Sunday, 21 April 2019
Transformed, Easter Sunday
Col 3:1-4; Ps 117:1-2.16-17.22-24
We are gathered here today because of a change that happened 2000 years ago, a two-fold change: the first, in Christ; the second, in His disciples.
The first change, in Jesus, namely, His rising from the dead –that change tends to be our focus on Easter Sunday. Preachers typically point to the evidence for that change, such as: the fact that the tomb was empty and His body was no longer there, and that none of the various explanations that atheists try and concoct adequately explain why the tomb was empty. Preachers also point to the evidence of the witnesses, of the straightforward and plain style of their testimony, of the way that the witnesses record different details but all report what was clearly the same event -an indication of reliable testimony.
But the second change, in His disciples, is what I wish to focus on this morning, because it also points to us the change that must be produced in OURSELVES if we are to benefit from this incredible event. But, before I continue, let me point out that this also is another piece of evidence: that fact that the followers of Jesus were all changed from being fearful and despondent to being joyful and bold –this change in them demands an explanation. What suddenly made them so altered? The simple answer is that their encounter with the Risen Lord produced a change in them. And, consequently, the fact of this change in THEM is another piece of evidence pointing to the fact that there was truly a change in HIM –because it was their encounter with the changed Him that changed them.

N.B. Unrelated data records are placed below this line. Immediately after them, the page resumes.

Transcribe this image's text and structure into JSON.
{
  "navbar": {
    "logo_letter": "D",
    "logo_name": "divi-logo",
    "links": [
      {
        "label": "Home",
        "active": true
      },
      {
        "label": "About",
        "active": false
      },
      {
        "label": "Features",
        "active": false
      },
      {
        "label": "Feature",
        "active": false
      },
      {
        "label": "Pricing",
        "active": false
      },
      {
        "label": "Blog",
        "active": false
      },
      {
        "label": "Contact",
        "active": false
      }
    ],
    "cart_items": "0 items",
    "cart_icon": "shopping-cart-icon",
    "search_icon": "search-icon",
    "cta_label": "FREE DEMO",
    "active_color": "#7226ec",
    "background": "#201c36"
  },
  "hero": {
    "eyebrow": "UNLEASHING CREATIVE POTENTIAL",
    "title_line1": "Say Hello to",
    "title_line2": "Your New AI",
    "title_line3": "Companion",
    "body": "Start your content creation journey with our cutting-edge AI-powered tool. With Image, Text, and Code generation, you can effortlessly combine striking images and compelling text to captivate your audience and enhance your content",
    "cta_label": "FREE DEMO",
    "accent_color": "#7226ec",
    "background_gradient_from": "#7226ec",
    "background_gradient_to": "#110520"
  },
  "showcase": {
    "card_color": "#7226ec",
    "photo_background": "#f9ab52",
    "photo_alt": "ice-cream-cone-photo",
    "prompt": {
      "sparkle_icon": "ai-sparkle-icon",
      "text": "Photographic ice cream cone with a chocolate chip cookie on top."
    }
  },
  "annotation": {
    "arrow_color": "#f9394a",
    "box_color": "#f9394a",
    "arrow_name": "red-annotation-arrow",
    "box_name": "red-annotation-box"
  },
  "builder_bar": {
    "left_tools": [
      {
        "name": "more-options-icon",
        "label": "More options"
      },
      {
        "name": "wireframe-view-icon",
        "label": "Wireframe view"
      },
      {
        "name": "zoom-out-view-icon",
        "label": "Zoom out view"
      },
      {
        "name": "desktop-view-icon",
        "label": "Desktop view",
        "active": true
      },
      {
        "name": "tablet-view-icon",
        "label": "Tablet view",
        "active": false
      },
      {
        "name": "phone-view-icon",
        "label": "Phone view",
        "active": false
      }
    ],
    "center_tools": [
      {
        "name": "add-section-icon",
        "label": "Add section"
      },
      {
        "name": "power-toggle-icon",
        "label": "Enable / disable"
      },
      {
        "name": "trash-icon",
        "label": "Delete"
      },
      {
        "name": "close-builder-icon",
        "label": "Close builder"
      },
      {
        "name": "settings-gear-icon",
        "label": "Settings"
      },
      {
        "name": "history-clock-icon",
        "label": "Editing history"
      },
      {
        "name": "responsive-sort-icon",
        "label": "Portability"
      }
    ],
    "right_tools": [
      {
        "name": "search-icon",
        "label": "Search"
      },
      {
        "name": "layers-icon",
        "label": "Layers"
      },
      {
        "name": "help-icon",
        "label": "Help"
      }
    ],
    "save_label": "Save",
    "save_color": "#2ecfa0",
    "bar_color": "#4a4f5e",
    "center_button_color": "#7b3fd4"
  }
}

So, this change in them, a change that altered them, as I said, from being despondent and fearful to being joyful and bold. However, the real point I wish to draw your attention to today is that this change was in fact only part of a deeper change within them, a change that we can rightly call the ‘re-creation’ of humanity, the re-creation of all those who seek new life in Christ.
We exist as what we call ‘Fallen’ humanity, in state of suffering, of sin, wounded in our nature. The re-creation of humanity offers us the Resurrected grace of Christ, a grace that can re-make each and every person who turns to Him and seeks to made new in Him.
Our Psalm said, “This day was made by the Lord, we rejoice and are glad”(Ps 117:24). “This day” meaning the day of Resurrection, a day that is “made” more than other days are made in the sense that it is the day of re-making, re-creating, such that, as Christ says in the book of Revelation, “Behold, I make all things new”(Rev 21:5).
Our second reading, from Colossians, also elaborated this theme. It said, “you been brought back to true life with Christ”(Col 3:1). This being “brought back to life” implies that you WERE dead, and for many that they STILL are dead –which is something of a problem for the many who refuse to recognise that there is a problem in this world, that there is a sense in which humanity is dead in sin. And, of course, even after the turning to Christ, we need to continually re-turn to Him as often as fall, as often as we succumb again to sin. Thus that reading from St Paul was calling on the Christians, again, to “look for the things of heaven”(Col 3:1).
Christ, the one Eternal Son of the Father, true God, came from heaven to earth and became also true man, and in His death and resurrection He has re-made man. Re-created every one of us in as much as we turn to Him and seek to have Him live in us. That change that can be in us, that change is what Scripture indicates happened in the first disciples by their encounter with the Risen Lord, and that change can also be in us, if we let it, if we recognise what happened this day 2000 years ago. “This day was made by the Lord, we rejoice and are glad”(Ps 117:24).